Cada dia a mais de Bolsonaro significará maior acúmulo de frustrações, maior agravamento das duas crises, a de saúde e a econômica, e maior dificuldades em vencê-las.
O filme “Coringa” foi premonitório. Relata uma situação de extrema tensão que explode com um episódio específico, um grupo de yuppies de mercado que, em um vagão de metrô, humilha uma pessoa fantasiada de palhaço. Há uma reação, e a vítima mata os agressores. A partir daí, há uma pandemia de violência explodindo por toda a cidade e a vestimenta de palhaço torna-se o símbolo da reação.

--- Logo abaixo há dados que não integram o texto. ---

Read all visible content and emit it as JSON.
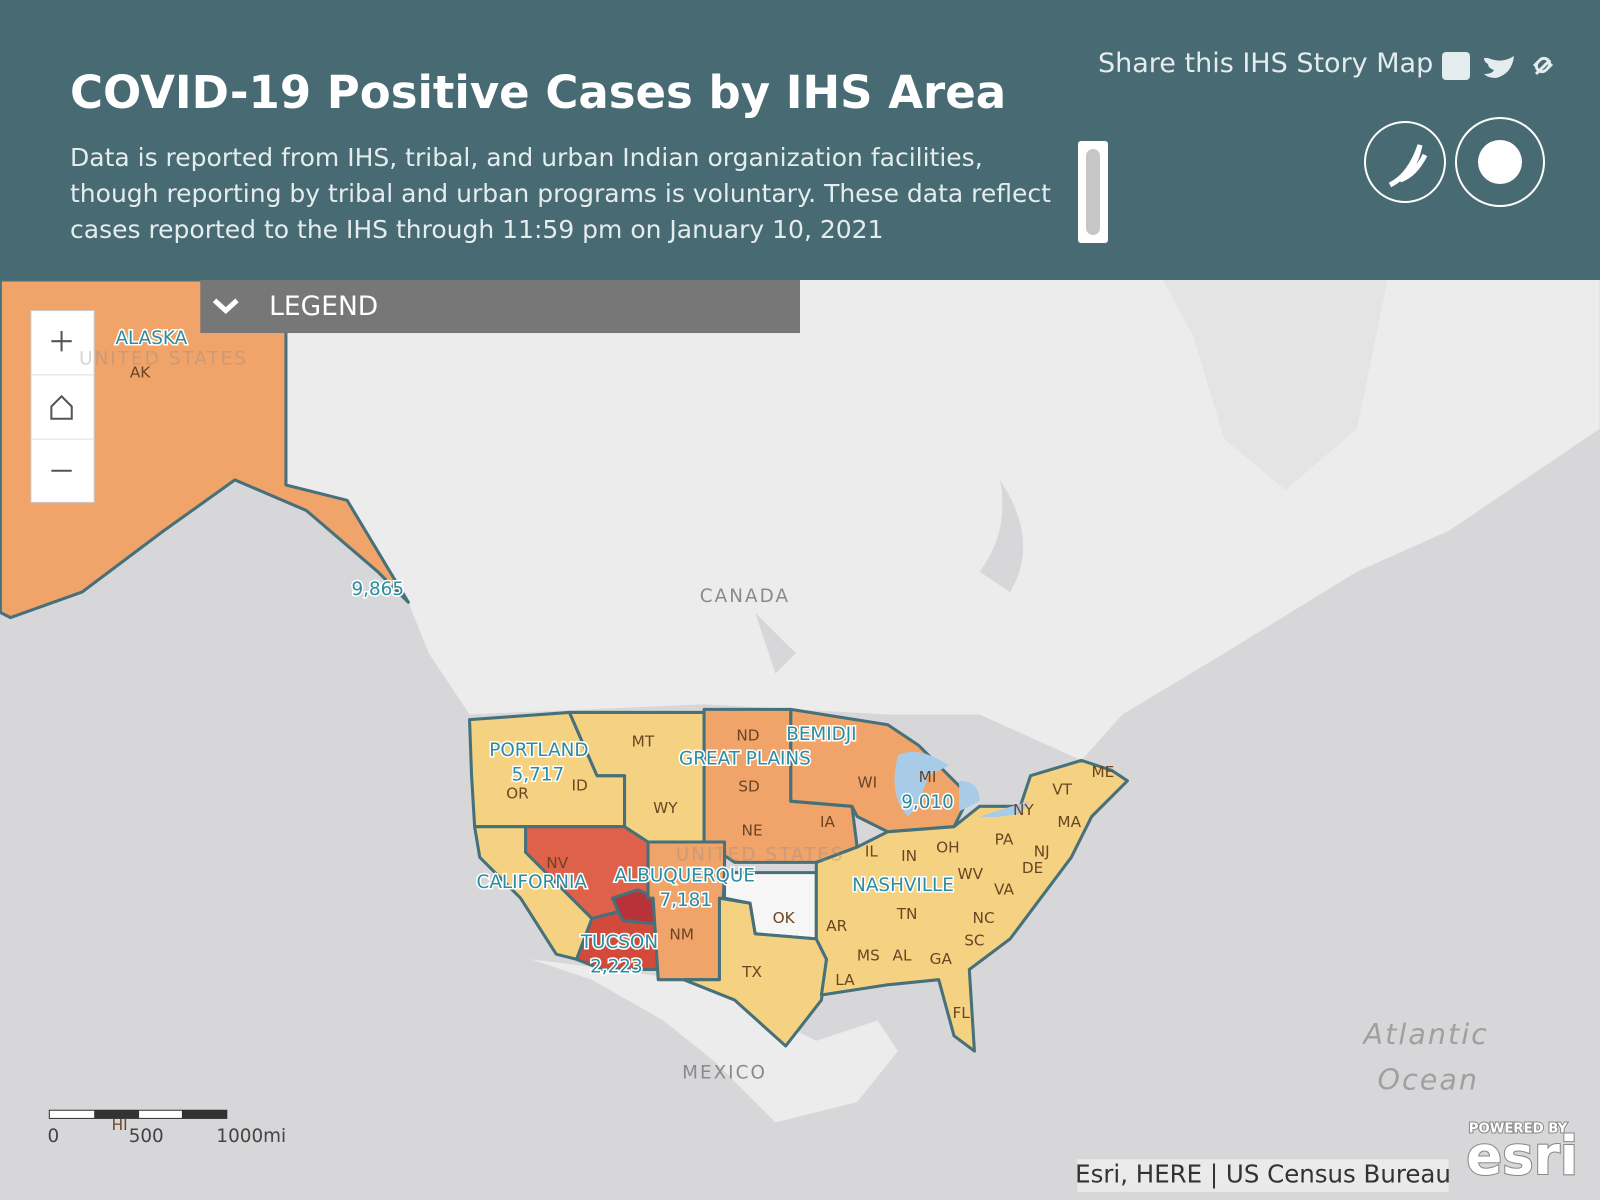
{
  "header": {
    "title": "COVID-19 Positive Cases by IHS Area",
    "description": "Data is reported from IHS, tribal, and urban Indian organization facilities, though reporting by tribal and urban programs is voluntary. These data reflect cases reported to the IHS through 11:59 pm on January 10, 2021",
    "share_label": "Share this IHS Story Map"
  },
  "legend": {
    "label": "LEGEND"
  },
  "map": {
    "area_labels": [
      {
        "name": "ALASKA",
        "cases": "9,865"
      },
      {
        "name": "PORTLAND",
        "cases": "5,717"
      },
      {
        "name": "BEMIDJI",
        "cases": "9,010"
      },
      {
        "name": "ALBUQUERQUE",
        "cases": "7,181"
      },
      {
        "name": "TUCSON",
        "cases": "2,223"
      },
      {
        "name": "GREAT PLAINS"
      },
      {
        "name": "CALIFORNIA"
      },
      {
        "name": "NASHVILLE"
      }
    ],
    "state_labels": [
      "AK",
      "OR",
      "ID",
      "MT",
      "WY",
      "ND",
      "SD",
      "NE",
      "IA",
      "WI",
      "MI",
      "NV",
      "NM",
      "OK",
      "TX",
      "AR",
      "LA",
      "MS",
      "AL",
      "GA",
      "FL",
      "TN",
      "NC",
      "SC",
      "VA",
      "WV",
      "IL",
      "IN",
      "OH",
      "PA",
      "NY",
      "VT",
      "ME",
      "MA",
      "NJ",
      "DE",
      "HI"
    ],
    "place_labels": [
      "CANADA",
      "MEXICO",
      "UNITED STATES",
      "UNITED STATES",
      "Atlantic",
      "Ocean"
    ],
    "scale_labels": [
      "0",
      "500",
      "1000mi"
    ],
    "attribution": "Esri, HERE | US Census Bureau",
    "logo": {
      "tagline": "POWERED BY",
      "name": "esri"
    }
  }
}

O que ocorre hoje, nos Estados Unidos, é semelhante, uma reação espontânea provocada pela morte de George Floyd, cidadão negro detido pela polícia e morto, depois de 9 minutos de asfixia a que foi submetido por um policial.
O episódio deflagrou um festival de protestos por várias cidades, com a explosão da panela de pressão acumulada pelo racismo arraigado da sociedade americana, acentuado pela ascensão do supremacismo branco representado por Donald Trump. Em cima disso, a revolta contra o fracasso da luta contra o Covid-19, a explosão do desemprego, a incidência da doença, manifestando-se mais acentuadamente nas regiões pobres e junto às populações negras. E, no comando do país, uma luta intestina entre partidos políticos.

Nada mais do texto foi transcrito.